The Official NW Office Phone Chair


The NW Office Phone Chair (complete with the NW Manager)
A picture--perhaps slightly out of focus—taken yesterday evening by my son has inspired the title of today’s entry. It is a picture of me talking on my work phone in my sitting room (or perhaps I should say the NW Office ‘Reception Area’.) This is, in fact, where I spend most of the time that I am on the phone despite the fact the NW Office, if you will, is located, as you know, in my dining room.  “Why?” you ask; and this is indeed a fair question. We have already established that I am just a tiny bit eccentric (although I prefer ‘individual’ or ‘unique’ to ‘eccentric’ to be honest), but this actually has nothing to do with endearing personality traits. Instead it has everything to do with signal and connectivity. Hold on a minute while I take off my Office Manager hat and put on my NW Office Head of IT hat.

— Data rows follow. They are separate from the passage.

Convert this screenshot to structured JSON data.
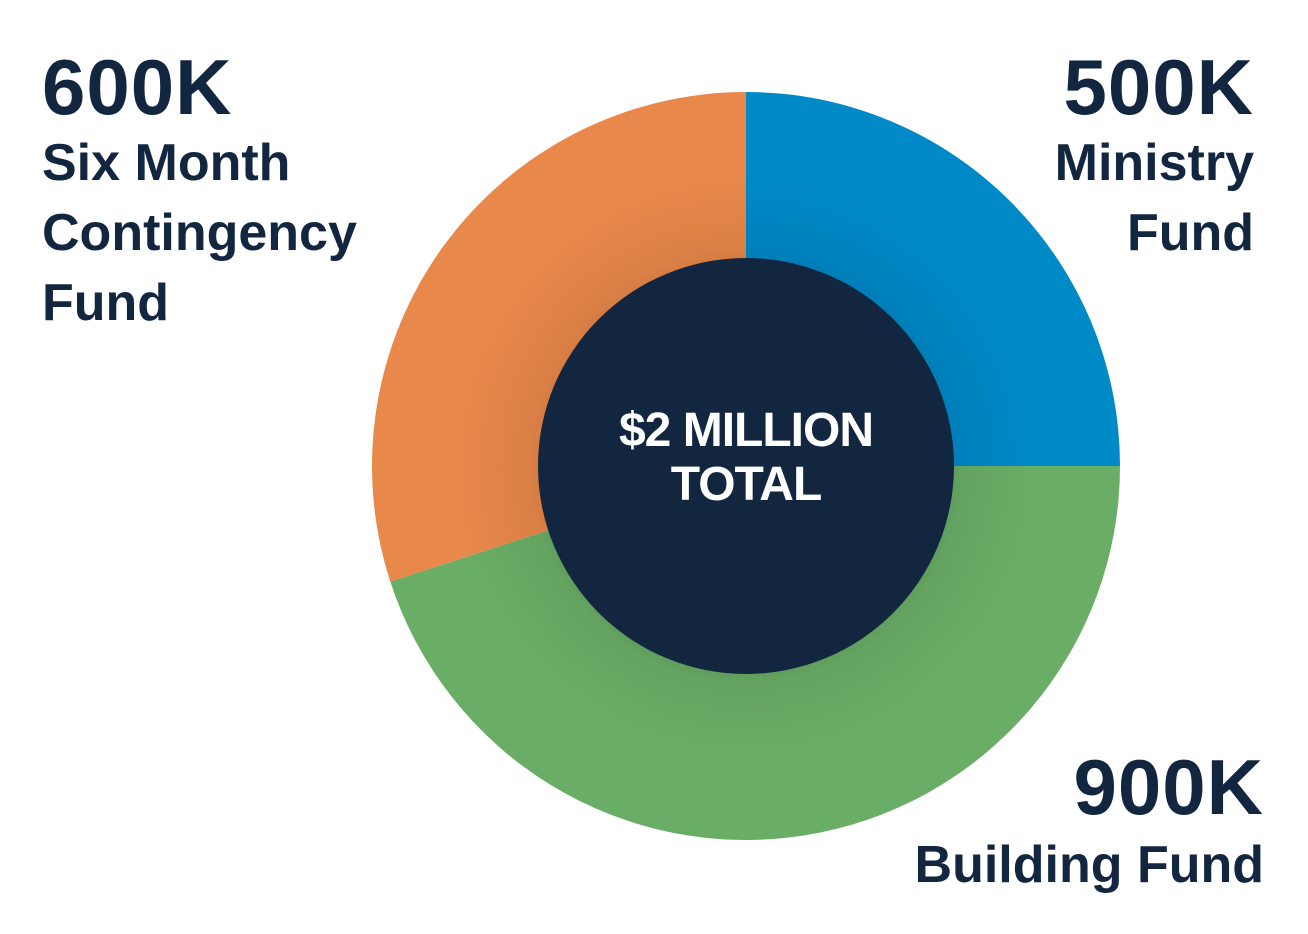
{
  "chart_data": {
    "type": "pie",
    "total_label": "$2 MILLION TOTAL",
    "total_label_lines": [
      "$2 MILLION",
      "TOTAL"
    ],
    "slices": [
      {
        "value_label": "500K",
        "name_lines": [
          "Ministry",
          "Fund"
        ],
        "name": "Ministry Fund",
        "value": 500,
        "color": "#0089c7"
      },
      {
        "value_label": "900K",
        "name_lines": [
          "Building Fund"
        ],
        "name": "Building Fund",
        "value": 900,
        "color": "#6aad66"
      },
      {
        "value_label": "600K",
        "name_lines": [
          "Six Month",
          "Contingency",
          "Fund"
        ],
        "name": "Six Month Contingency Fund",
        "value": 600,
        "color": "#e8884a"
      }
    ],
    "center_color": "#12263f",
    "label_color": "#12263f"
  }
}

Let me explain. My house was built in 1840; it is a tall thin town house and the external walls are nearly 2 feet thick (I’m not sure why this was quite necessary, but I can say that in the 14 years that we have lived here it has never fallen down—not even once!—so the original plan is working). My teenagers complain constantly about the internet connection and particularly about the mobile phone signal which appears to vary not just from floor to floor, but also from room to room. Maybe the whole rest of the world has to deal with this sort of thing as well. If so, they certainly do keep quiet about it; someone on the ACN resident ‘team’ is complaining about it pretty much all the time, I must say.

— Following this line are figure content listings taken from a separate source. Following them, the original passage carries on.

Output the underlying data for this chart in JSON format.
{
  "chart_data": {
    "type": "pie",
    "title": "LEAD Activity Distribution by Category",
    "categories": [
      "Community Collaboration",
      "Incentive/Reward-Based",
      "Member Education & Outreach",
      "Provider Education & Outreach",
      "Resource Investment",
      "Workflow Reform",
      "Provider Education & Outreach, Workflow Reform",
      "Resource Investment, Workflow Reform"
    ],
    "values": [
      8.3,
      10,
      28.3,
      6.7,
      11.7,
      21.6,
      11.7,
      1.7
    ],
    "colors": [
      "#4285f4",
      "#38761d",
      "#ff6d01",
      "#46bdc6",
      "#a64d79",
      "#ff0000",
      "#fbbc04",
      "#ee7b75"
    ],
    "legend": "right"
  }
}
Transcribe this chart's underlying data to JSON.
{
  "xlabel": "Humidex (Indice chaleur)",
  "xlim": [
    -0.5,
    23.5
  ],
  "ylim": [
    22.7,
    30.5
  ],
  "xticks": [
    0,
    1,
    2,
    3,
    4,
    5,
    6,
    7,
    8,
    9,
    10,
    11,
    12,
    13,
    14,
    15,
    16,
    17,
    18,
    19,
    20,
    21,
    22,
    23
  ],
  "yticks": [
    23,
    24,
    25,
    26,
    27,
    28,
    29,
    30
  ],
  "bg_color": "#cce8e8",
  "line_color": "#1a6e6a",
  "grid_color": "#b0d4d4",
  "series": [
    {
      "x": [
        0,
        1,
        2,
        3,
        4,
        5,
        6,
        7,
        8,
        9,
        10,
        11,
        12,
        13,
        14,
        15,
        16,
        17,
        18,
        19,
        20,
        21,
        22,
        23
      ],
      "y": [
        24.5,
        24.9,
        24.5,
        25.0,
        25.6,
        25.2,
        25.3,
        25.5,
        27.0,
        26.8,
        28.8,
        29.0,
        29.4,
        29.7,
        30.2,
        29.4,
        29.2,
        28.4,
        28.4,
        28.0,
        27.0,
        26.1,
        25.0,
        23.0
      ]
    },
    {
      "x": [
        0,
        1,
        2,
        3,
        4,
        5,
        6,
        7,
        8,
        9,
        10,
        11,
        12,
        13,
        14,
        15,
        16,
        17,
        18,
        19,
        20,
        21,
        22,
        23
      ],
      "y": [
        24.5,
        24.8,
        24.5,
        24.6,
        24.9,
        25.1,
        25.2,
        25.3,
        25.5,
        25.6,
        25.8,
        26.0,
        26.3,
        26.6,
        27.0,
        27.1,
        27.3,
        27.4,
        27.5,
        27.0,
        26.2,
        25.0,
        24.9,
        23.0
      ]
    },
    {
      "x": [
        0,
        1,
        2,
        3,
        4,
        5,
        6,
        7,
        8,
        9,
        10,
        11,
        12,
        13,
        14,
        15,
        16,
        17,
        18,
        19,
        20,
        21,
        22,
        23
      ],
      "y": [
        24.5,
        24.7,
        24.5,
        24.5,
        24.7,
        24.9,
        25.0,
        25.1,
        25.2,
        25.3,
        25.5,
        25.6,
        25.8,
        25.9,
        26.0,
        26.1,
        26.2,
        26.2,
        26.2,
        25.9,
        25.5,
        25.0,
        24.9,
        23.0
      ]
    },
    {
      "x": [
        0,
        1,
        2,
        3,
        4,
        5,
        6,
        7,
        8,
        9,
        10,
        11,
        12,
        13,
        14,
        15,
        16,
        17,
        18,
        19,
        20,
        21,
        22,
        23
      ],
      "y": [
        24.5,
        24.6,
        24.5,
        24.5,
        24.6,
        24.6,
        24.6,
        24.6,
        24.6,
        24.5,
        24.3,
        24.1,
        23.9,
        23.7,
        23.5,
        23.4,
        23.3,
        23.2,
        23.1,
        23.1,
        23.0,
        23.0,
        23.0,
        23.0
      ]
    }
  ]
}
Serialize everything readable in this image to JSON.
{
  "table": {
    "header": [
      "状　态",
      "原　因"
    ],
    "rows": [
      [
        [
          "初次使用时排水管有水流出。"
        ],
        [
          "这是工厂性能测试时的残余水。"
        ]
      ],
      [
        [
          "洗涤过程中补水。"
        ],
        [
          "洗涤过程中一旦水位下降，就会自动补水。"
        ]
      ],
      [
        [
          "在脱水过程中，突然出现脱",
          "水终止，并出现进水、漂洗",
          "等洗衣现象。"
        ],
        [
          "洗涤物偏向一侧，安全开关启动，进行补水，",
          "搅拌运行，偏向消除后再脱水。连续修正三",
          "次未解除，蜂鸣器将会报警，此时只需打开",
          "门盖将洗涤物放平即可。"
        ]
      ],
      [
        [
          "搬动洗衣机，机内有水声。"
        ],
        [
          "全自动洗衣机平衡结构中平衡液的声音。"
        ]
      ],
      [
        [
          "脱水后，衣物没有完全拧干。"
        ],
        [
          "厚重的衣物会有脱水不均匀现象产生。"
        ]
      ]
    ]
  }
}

Anyway, what this means is that I have to make and receive calls on my work phone in the Reception Area where, naturally, I prefer to sit in my favourite seat—which I feel is more ‘managerial’ than the rest of the seating. It has the added bonus of being ever so slightly uncomfortable so that, at times of peak usage of the reception area, it is the seat least likely to be occupied by a sprawling teenager playing a video game or a sprawling cat or dog doing absolutely nothing at all. It is from this chair that I conduct two of my favourite ACN tasks: phoning up new potential parish representatives and receiving donations from benefactors. Both of these activities allow me to make personal connections with new people. Generally these are ACN supporters who live in the North West or North Wales, so I may get the chance to speak to them again or even to meet them at a future event. This week I have spoken to six ACN benefactors and contacted seven new parish reps (all of the reps courtesy of Chris Robson, Area Secretary for the Diocese of Lancaster and truly excellent recruiter of ACN Parish Representatives). I have also spoken at some length to a current parish rep who is looking for new ways to help us within her parish. Each conversation was interesting, informative and even inspiring in its own way. I love this part of my job.

So, the next time you ring the NW Office on the mobile number, if you open this blog entry and stare at the picture, you can experience a virtual visit to the NW Office Reception Area…just don’t expect things to be too tidy—remember, I am still looking for a volunteer cleaner!